Sur l e thème de l'arrivée « d'un souffle de liberté » en 1918, 1945 mais aussi 1989 avec la chute du mur de Berlin, Jean-Paul Dondelinger au cours de son intervention à l'occasion de la commémoration de l'armistice a lancé un appel pour éliminer tous les murs. Ceux que l'on érige « comme de bien illusoires protections contre la menace de l'Autre » avec de véritables briques mais aussi « ceux construits sur l'incompréhension, le repli sur nos certitudes, nos identités, des murs d'individualisme, ce cancer de ce début de XXIe siècle » parce que l'autre est différent, n'a pas la même couleur de peau, ne parle pas la même langue ou encore parce qu'il semble menacer les biens ou les personnes.
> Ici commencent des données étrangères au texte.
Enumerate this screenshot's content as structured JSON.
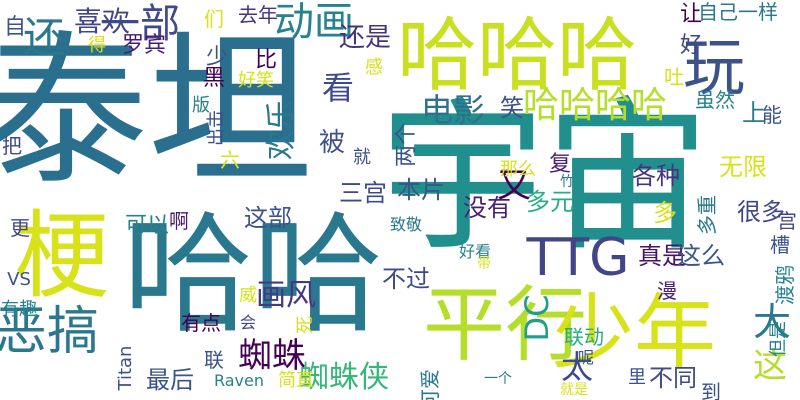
{
  "colors": {
    "background": "#ffffff",
    "palette": [
      "#440154",
      "#3b528b",
      "#21918c",
      "#2a788e",
      "#27ad81",
      "#5dc863",
      "#aadc32",
      "#d8e219"
    ]
  },
  "words": [
    {
      "text": "泰坦",
      "color": "#2a6f8e",
      "rotate": false
    },
    {
      "text": "宇宙",
      "color": "#218f8d",
      "rotate": false
    },
    {
      "text": "哈哈",
      "color": "#2a788e",
      "rotate": false
    },
    {
      "text": "哈哈哈",
      "color": "#c8e020",
      "rotate": false
    },
    {
      "text": "玩",
      "color": "#3b528b",
      "rotate": false
    },
    {
      "text": "平行",
      "color": "#b5de2b",
      "rotate": false
    },
    {
      "text": "少年",
      "color": "#d8e219",
      "rotate": false
    },
    {
      "text": "梗",
      "color": "#d8e219",
      "rotate": false
    },
    {
      "text": "恶搞",
      "color": "#2a788e",
      "rotate": false
    },
    {
      "text": "TTG",
      "color": "#404688",
      "rotate": false
    },
    {
      "text": "哈哈哈哈",
      "color": "#b5de2b",
      "rotate": false
    },
    {
      "text": "电影",
      "color": "#2c728e",
      "rotate": false
    },
    {
      "text": "动画",
      "color": "#26828e",
      "rotate": false
    },
    {
      "text": "一部",
      "color": "#3e4a89",
      "rotate": false
    },
    {
      "text": "还是",
      "color": "#46337e",
      "rotate": false
    },
    {
      "text": "还",
      "color": "#2a788e",
      "rotate": false
    },
    {
      "text": "喜欢",
      "color": "#404688",
      "rotate": false
    },
    {
      "text": "罗宾",
      "color": "#481d6f",
      "rotate": false
    },
    {
      "text": "蜘蛛",
      "color": "#440154",
      "rotate": false
    },
    {
      "text": "蜘蛛侠",
      "color": "#35b779",
      "rotate": false
    },
    {
      "text": "画风",
      "color": "#443983",
      "rotate": false
    },
    {
      "text": "本片",
      "color": "#39568c",
      "rotate": false
    },
    {
      "text": "三宫",
      "color": "#3e4a89",
      "rotate": false
    },
    {
      "text": "DC",
      "color": "#1f9e89",
      "rotate": true
    },
    {
      "text": "大",
      "color": "#2a788e",
      "rotate": false
    },
    {
      "text": "这",
      "color": "#b5de2b",
      "rotate": false
    },
    {
      "text": "太",
      "color": "#3e4a89",
      "rotate": false
    },
    {
      "text": "各种",
      "color": "#46337e",
      "rotate": false
    },
    {
      "text": "无限",
      "color": "#d8e219",
      "rotate": false
    },
    {
      "text": "多元",
      "color": "#27ad81",
      "rotate": false
    },
    {
      "text": "没有",
      "color": "#482173",
      "rotate": false
    },
    {
      "text": "又",
      "color": "#440154",
      "rotate": false
    },
    {
      "text": "很多",
      "color": "#404688",
      "rotate": false
    },
    {
      "text": "多",
      "color": "#d8e219",
      "rotate": false
    },
    {
      "text": "真是",
      "color": "#471365",
      "rotate": false
    },
    {
      "text": "这么",
      "color": "#39568c",
      "rotate": false
    },
    {
      "text": "不同",
      "color": "#3e4a89",
      "rotate": false
    },
    {
      "text": "最后",
      "color": "#3b528b",
      "rotate": false
    },
    {
      "text": "这部",
      "color": "#3b528b",
      "rotate": false
    },
    {
      "text": "不过",
      "color": "#3e4a89",
      "rotate": false
    },
    {
      "text": "可以",
      "color": "#26828e",
      "rotate": false
    },
    {
      "text": "看",
      "color": "#3e4a89",
      "rotate": false
    },
    {
      "text": "被",
      "color": "#3b528b",
      "rotate": false
    },
    {
      "text": "比",
      "color": "#440154",
      "rotate": false
    },
    {
      "text": "上",
      "color": "#2a788e",
      "rotate": false
    },
    {
      "text": "笑",
      "color": "#3b528b",
      "rotate": false
    },
    {
      "text": "让",
      "color": "#440154",
      "rotate": false
    },
    {
      "text": "好",
      "color": "#404688",
      "rotate": false
    },
    {
      "text": "自己一样",
      "color": "#2a788e",
      "rotate": false
    },
    {
      "text": "去年",
      "color": "#46337e",
      "rotate": false
    },
    {
      "text": "们",
      "color": "#d8e219",
      "rotate": false
    },
    {
      "text": "少",
      "color": "#3b528b",
      "rotate": false
    },
    {
      "text": "黑",
      "color": "#440154",
      "rotate": false
    },
    {
      "text": "好笑",
      "color": "#d8e219",
      "rotate": false
    },
    {
      "text": "版",
      "color": "#26828e",
      "rotate": false
    },
    {
      "text": "欢乐",
      "color": "#2a788e",
      "rotate": true
    },
    {
      "text": "出击",
      "color": "#3b528b",
      "rotate": true
    },
    {
      "text": "六",
      "color": "#d8e219",
      "rotate": false
    },
    {
      "text": "两个",
      "color": "#3b528b",
      "rotate": true
    },
    {
      "text": "就",
      "color": "#3b528b",
      "rotate": false
    },
    {
      "text": "复",
      "color": "#482173",
      "rotate": false
    },
    {
      "text": "那么",
      "color": "#d8e219",
      "rotate": false
    },
    {
      "text": "感",
      "color": "#d8e219",
      "rotate": false
    },
    {
      "text": "吐",
      "color": "#d8e219",
      "rotate": false
    },
    {
      "text": "虽然",
      "color": "#26828e",
      "rotate": false
    },
    {
      "text": "能",
      "color": "#3b528b",
      "rotate": false
    },
    {
      "text": "宫",
      "color": "#404688",
      "rotate": false
    },
    {
      "text": "槽",
      "color": "#3b528b",
      "rotate": false
    },
    {
      "text": "多重",
      "color": "#2a788e",
      "rotate": true
    },
    {
      "text": "得",
      "color": "#d8e219",
      "rotate": false
    },
    {
      "text": "自",
      "color": "#3b528b",
      "rotate": false
    },
    {
      "text": "把",
      "color": "#3e4a89",
      "rotate": false
    },
    {
      "text": "更",
      "color": "#3e4a89",
      "rotate": false
    },
    {
      "text": "啊",
      "color": "#481d6f",
      "rotate": false
    },
    {
      "text": "VS",
      "color": "#3b528b",
      "rotate": false
    },
    {
      "text": "有趣",
      "color": "#26828e",
      "rotate": false
    },
    {
      "text": "威",
      "color": "#d8e219",
      "rotate": false
    },
    {
      "text": "有点",
      "color": "#440154",
      "rotate": false
    },
    {
      "text": "会",
      "color": "#404688",
      "rotate": false
    },
    {
      "text": "死",
      "color": "#d8e219",
      "rotate": true
    },
    {
      "text": "联",
      "color": "#3b528b",
      "rotate": false
    },
    {
      "text": "Titan",
      "color": "#3b528b",
      "rotate": true
    },
    {
      "text": "Raven",
      "color": "#26828e",
      "rotate": false
    },
    {
      "text": "简直",
      "color": "#d8e219",
      "rotate": false
    },
    {
      "text": "可爱",
      "color": "#2a788e",
      "rotate": true
    },
    {
      "text": "一个",
      "color": "#2a788e",
      "rotate": false
    },
    {
      "text": "就是",
      "color": "#d8e219",
      "rotate": false
    },
    {
      "text": "里",
      "color": "#3b528b",
      "rotate": false
    },
    {
      "text": "到",
      "color": "#3b528b",
      "rotate": false
    },
    {
      "text": "漫",
      "color": "#482173",
      "rotate": false
    },
    {
      "text": "联动",
      "color": "#27ad81",
      "rotate": false
    },
    {
      "text": "呢",
      "color": "#3b528b",
      "rotate": false
    },
    {
      "text": "但是",
      "color": "#26828e",
      "rotate": true
    },
    {
      "text": "渡鸦",
      "color": "#26828e",
      "rotate": true
    },
    {
      "text": "致敬",
      "color": "#2a788e",
      "rotate": false
    },
    {
      "text": "好看",
      "color": "#26828e",
      "rotate": false
    },
    {
      "text": "带",
      "color": "#d8e219",
      "rotate": false
    },
    {
      "text": "竹",
      "color": "#2a788e",
      "rotate": false
    }
  ]
}
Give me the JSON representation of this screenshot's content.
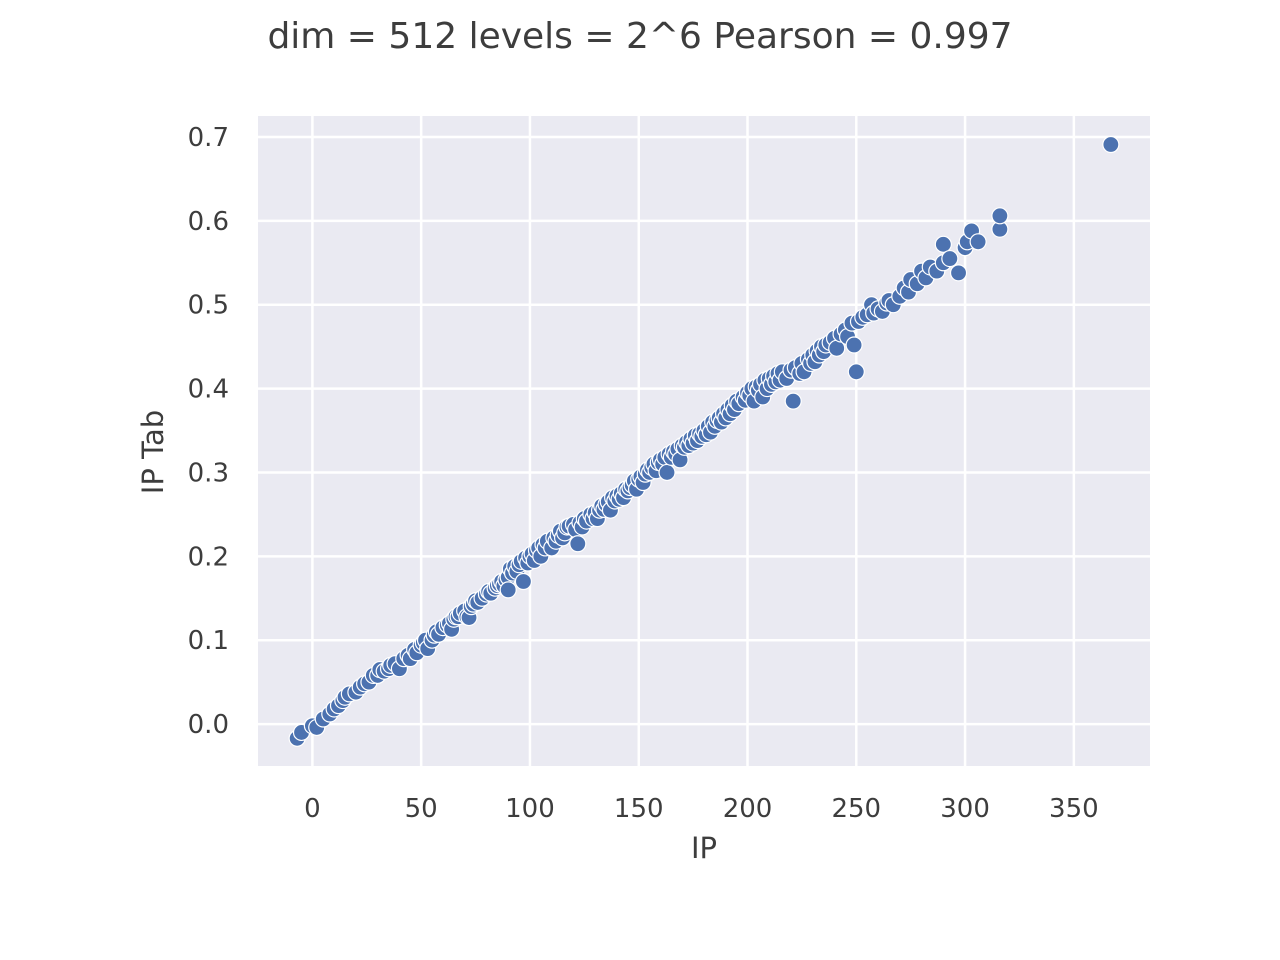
{
  "chart_data": {
    "type": "scatter",
    "title": "dim = 512 levels = 2^6 Pearson = 0.997",
    "xlabel": "IP",
    "ylabel": "IP Tab",
    "xlim": [
      -25,
      385
    ],
    "ylim": [
      -0.05,
      0.725
    ],
    "x_ticks": [
      0,
      50,
      100,
      150,
      200,
      250,
      300,
      350
    ],
    "x_tick_labels": [
      "0",
      "50",
      "100",
      "150",
      "200",
      "250",
      "300",
      "350"
    ],
    "y_ticks": [
      0.0,
      0.1,
      0.2,
      0.3,
      0.4,
      0.5,
      0.6,
      0.7
    ],
    "y_tick_labels": [
      "0.0",
      "0.1",
      "0.2",
      "0.3",
      "0.4",
      "0.5",
      "0.6",
      "0.7"
    ],
    "grid": true,
    "legend": "none",
    "colors": {
      "background": "#eaeaf2",
      "grid": "#ffffff",
      "points": "#4c72b0",
      "text": "#3d3d3d"
    },
    "series": [
      {
        "points": [
          [
            -7,
            -0.017
          ],
          [
            -5,
            -0.01
          ],
          [
            0,
            -0.002
          ],
          [
            2,
            -0.004
          ],
          [
            5,
            0.006
          ],
          [
            8,
            0.012
          ],
          [
            10,
            0.018
          ],
          [
            12,
            0.022
          ],
          [
            14,
            0.028
          ],
          [
            15,
            0.032
          ],
          [
            17,
            0.036
          ],
          [
            20,
            0.038
          ],
          [
            22,
            0.044
          ],
          [
            24,
            0.048
          ],
          [
            26,
            0.05
          ],
          [
            28,
            0.058
          ],
          [
            30,
            0.058
          ],
          [
            31,
            0.065
          ],
          [
            33,
            0.063
          ],
          [
            35,
            0.066
          ],
          [
            36,
            0.07
          ],
          [
            38,
            0.072
          ],
          [
            40,
            0.066
          ],
          [
            42,
            0.078
          ],
          [
            44,
            0.082
          ],
          [
            45,
            0.078
          ],
          [
            47,
            0.089
          ],
          [
            48,
            0.085
          ],
          [
            50,
            0.094
          ],
          [
            51,
            0.097
          ],
          [
            52,
            0.1
          ],
          [
            53,
            0.09
          ],
          [
            55,
            0.1
          ],
          [
            56,
            0.106
          ],
          [
            57,
            0.11
          ],
          [
            58,
            0.107
          ],
          [
            60,
            0.115
          ],
          [
            62,
            0.118
          ],
          [
            63,
            0.12
          ],
          [
            64,
            0.113
          ],
          [
            65,
            0.125
          ],
          [
            66,
            0.128
          ],
          [
            67,
            0.128
          ],
          [
            68,
            0.132
          ],
          [
            70,
            0.135
          ],
          [
            71,
            0.128
          ],
          [
            72,
            0.127
          ],
          [
            73,
            0.14
          ],
          [
            74,
            0.143
          ],
          [
            75,
            0.147
          ],
          [
            76,
            0.145
          ],
          [
            78,
            0.15
          ],
          [
            80,
            0.155
          ],
          [
            81,
            0.158
          ],
          [
            82,
            0.156
          ],
          [
            84,
            0.162
          ],
          [
            85,
            0.165
          ],
          [
            86,
            0.167
          ],
          [
            87,
            0.17
          ],
          [
            88,
            0.165
          ],
          [
            89,
            0.172
          ],
          [
            90,
            0.175
          ],
          [
            90,
            0.16
          ],
          [
            91,
            0.185
          ],
          [
            92,
            0.18
          ],
          [
            93,
            0.188
          ],
          [
            94,
            0.182
          ],
          [
            95,
            0.19
          ],
          [
            96,
            0.194
          ],
          [
            97,
            0.17
          ],
          [
            98,
            0.198
          ],
          [
            99,
            0.192
          ],
          [
            100,
            0.2
          ],
          [
            101,
            0.203
          ],
          [
            102,
            0.195
          ],
          [
            103,
            0.207
          ],
          [
            104,
            0.21
          ],
          [
            105,
            0.2
          ],
          [
            106,
            0.214
          ],
          [
            107,
            0.21
          ],
          [
            108,
            0.218
          ],
          [
            110,
            0.21
          ],
          [
            111,
            0.222
          ],
          [
            112,
            0.218
          ],
          [
            113,
            0.225
          ],
          [
            114,
            0.23
          ],
          [
            115,
            0.222
          ],
          [
            116,
            0.228
          ],
          [
            117,
            0.235
          ],
          [
            118,
            0.236
          ],
          [
            120,
            0.238
          ],
          [
            121,
            0.232
          ],
          [
            122,
            0.215
          ],
          [
            123,
            0.24
          ],
          [
            124,
            0.235
          ],
          [
            125,
            0.245
          ],
          [
            126,
            0.242
          ],
          [
            128,
            0.25
          ],
          [
            129,
            0.245
          ],
          [
            130,
            0.252
          ],
          [
            131,
            0.245
          ],
          [
            132,
            0.255
          ],
          [
            133,
            0.26
          ],
          [
            134,
            0.256
          ],
          [
            135,
            0.262
          ],
          [
            136,
            0.265
          ],
          [
            137,
            0.255
          ],
          [
            138,
            0.27
          ],
          [
            139,
            0.266
          ],
          [
            140,
            0.272
          ],
          [
            141,
            0.268
          ],
          [
            142,
            0.275
          ],
          [
            143,
            0.27
          ],
          [
            144,
            0.28
          ],
          [
            145,
            0.278
          ],
          [
            146,
            0.282
          ],
          [
            147,
            0.285
          ],
          [
            148,
            0.29
          ],
          [
            149,
            0.28
          ],
          [
            150,
            0.292
          ],
          [
            151,
            0.295
          ],
          [
            152,
            0.288
          ],
          [
            153,
            0.298
          ],
          [
            154,
            0.303
          ],
          [
            155,
            0.3
          ],
          [
            156,
            0.306
          ],
          [
            157,
            0.31
          ],
          [
            158,
            0.302
          ],
          [
            159,
            0.312
          ],
          [
            160,
            0.315
          ],
          [
            161,
            0.31
          ],
          [
            162,
            0.318
          ],
          [
            163,
            0.3
          ],
          [
            164,
            0.322
          ],
          [
            165,
            0.318
          ],
          [
            166,
            0.325
          ],
          [
            167,
            0.322
          ],
          [
            168,
            0.328
          ],
          [
            169,
            0.315
          ],
          [
            170,
            0.332
          ],
          [
            171,
            0.33
          ],
          [
            172,
            0.336
          ],
          [
            173,
            0.332
          ],
          [
            174,
            0.34
          ],
          [
            175,
            0.335
          ],
          [
            176,
            0.344
          ],
          [
            177,
            0.338
          ],
          [
            178,
            0.346
          ],
          [
            179,
            0.343
          ],
          [
            180,
            0.35
          ],
          [
            181,
            0.345
          ],
          [
            182,
            0.355
          ],
          [
            183,
            0.348
          ],
          [
            184,
            0.36
          ],
          [
            185,
            0.355
          ],
          [
            186,
            0.362
          ],
          [
            187,
            0.365
          ],
          [
            188,
            0.36
          ],
          [
            189,
            0.37
          ],
          [
            190,
            0.365
          ],
          [
            191,
            0.375
          ],
          [
            192,
            0.37
          ],
          [
            193,
            0.38
          ],
          [
            194,
            0.375
          ],
          [
            195,
            0.385
          ],
          [
            196,
            0.382
          ],
          [
            198,
            0.39
          ],
          [
            199,
            0.386
          ],
          [
            200,
            0.395
          ],
          [
            201,
            0.392
          ],
          [
            202,
            0.4
          ],
          [
            203,
            0.385
          ],
          [
            204,
            0.402
          ],
          [
            205,
            0.398
          ],
          [
            206,
            0.405
          ],
          [
            207,
            0.39
          ],
          [
            208,
            0.41
          ],
          [
            209,
            0.4
          ],
          [
            210,
            0.412
          ],
          [
            211,
            0.405
          ],
          [
            212,
            0.415
          ],
          [
            213,
            0.408
          ],
          [
            214,
            0.418
          ],
          [
            215,
            0.41
          ],
          [
            216,
            0.42
          ],
          [
            218,
            0.412
          ],
          [
            220,
            0.422
          ],
          [
            221,
            0.385
          ],
          [
            222,
            0.425
          ],
          [
            224,
            0.418
          ],
          [
            225,
            0.43
          ],
          [
            226,
            0.42
          ],
          [
            228,
            0.435
          ],
          [
            229,
            0.43
          ],
          [
            230,
            0.44
          ],
          [
            231,
            0.432
          ],
          [
            232,
            0.445
          ],
          [
            233,
            0.44
          ],
          [
            234,
            0.45
          ],
          [
            235,
            0.444
          ],
          [
            236,
            0.452
          ],
          [
            238,
            0.455
          ],
          [
            240,
            0.46
          ],
          [
            241,
            0.448
          ],
          [
            243,
            0.465
          ],
          [
            245,
            0.47
          ],
          [
            246,
            0.462
          ],
          [
            248,
            0.478
          ],
          [
            249,
            0.452
          ],
          [
            250,
            0.42
          ],
          [
            251,
            0.48
          ],
          [
            253,
            0.485
          ],
          [
            255,
            0.488
          ],
          [
            257,
            0.5
          ],
          [
            258,
            0.49
          ],
          [
            260,
            0.495
          ],
          [
            262,
            0.492
          ],
          [
            264,
            0.502
          ],
          [
            265,
            0.505
          ],
          [
            267,
            0.5
          ],
          [
            270,
            0.51
          ],
          [
            272,
            0.52
          ],
          [
            274,
            0.515
          ],
          [
            275,
            0.53
          ],
          [
            278,
            0.525
          ],
          [
            280,
            0.54
          ],
          [
            282,
            0.532
          ],
          [
            284,
            0.545
          ],
          [
            287,
            0.54
          ],
          [
            290,
            0.55
          ],
          [
            290,
            0.572
          ],
          [
            293,
            0.555
          ],
          [
            297,
            0.538
          ],
          [
            300,
            0.568
          ],
          [
            301,
            0.575
          ],
          [
            303,
            0.588
          ],
          [
            306,
            0.575
          ],
          [
            316,
            0.59
          ],
          [
            316,
            0.606
          ],
          [
            367,
            0.691
          ]
        ]
      }
    ]
  }
}
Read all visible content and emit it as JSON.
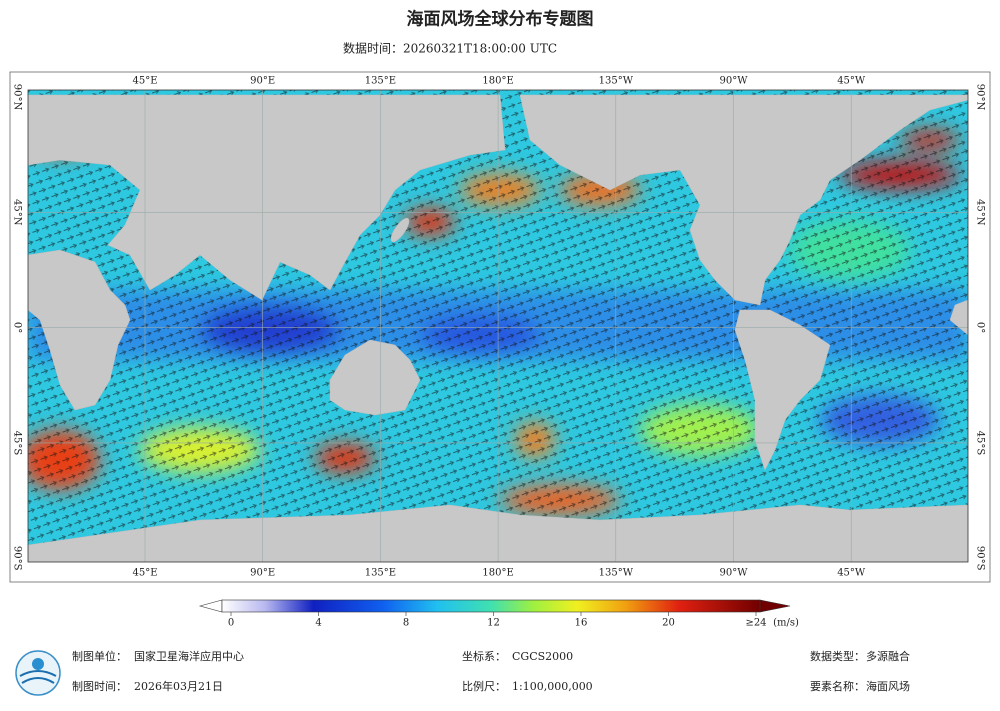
{
  "header": {
    "title": "海面风场全球分布专题图",
    "subtitle": "数据时间：20260321T18:00:00 UTC"
  },
  "map": {
    "lon_labels": [
      "45°E",
      "90°E",
      "135°E",
      "180°E",
      "135°W",
      "90°W",
      "45°W"
    ],
    "lat_labels": [
      "90°N",
      "45°N",
      "0°",
      "45°S",
      "90°S"
    ]
  },
  "colorbar": {
    "ticks": [
      0,
      4,
      8,
      12,
      16,
      20,
      {
        "value": 24,
        "label": "≥24"
      }
    ],
    "unit": "(m/s)"
  },
  "footer": {
    "items": [
      {
        "label": "制图单位：",
        "value": "国家卫星海洋应用中心"
      },
      {
        "label": "坐标系：",
        "value": "CGCS2000"
      },
      {
        "label": "数据类型：",
        "value": "多源融合"
      },
      {
        "label": "制图时间：",
        "value": "2026年03月21日"
      },
      {
        "label": "比例尺：",
        "value": "1:100,000,000"
      },
      {
        "label": "要素名称：",
        "value": "海面风场"
      }
    ]
  }
}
Les exemples sont encore trop nombreux dans le monde.

Et en pratique à Aubange ? « Si demain, chez nous, nos associations, nos clubs sportifs, nos groupements sociaux, nos partis politiques, pouvaient oublier les murs qu'ils dressent parfois stupidement entre eux pour se concentrer sur l'essentiel : le service à la collectivité et l'ouverture aux autres, n'aurions-nous pas gagné la guerre contre l'indifférence et le rejet ? ». Face à une forte délégation de représentants politiques, des groupements d'associations patriotiques, du service incendie, de la Croix-Rouge de la zone de police, lors de l'office religieux tenu à Aubange, le bourgmestre a rappelé les moyens mis en oeuvre dans la commune : éducateurs de rues, animateurs sportifs, conseillers en prévention, centre culturel, maison des jeunes, agence de développement local et plan de cohésion sociale. « Mais ces outils ne sont efficaces que s'ils trouvent l'adhésion et la collaboration du citoyen ! », précisait-il. J.-P. Dt.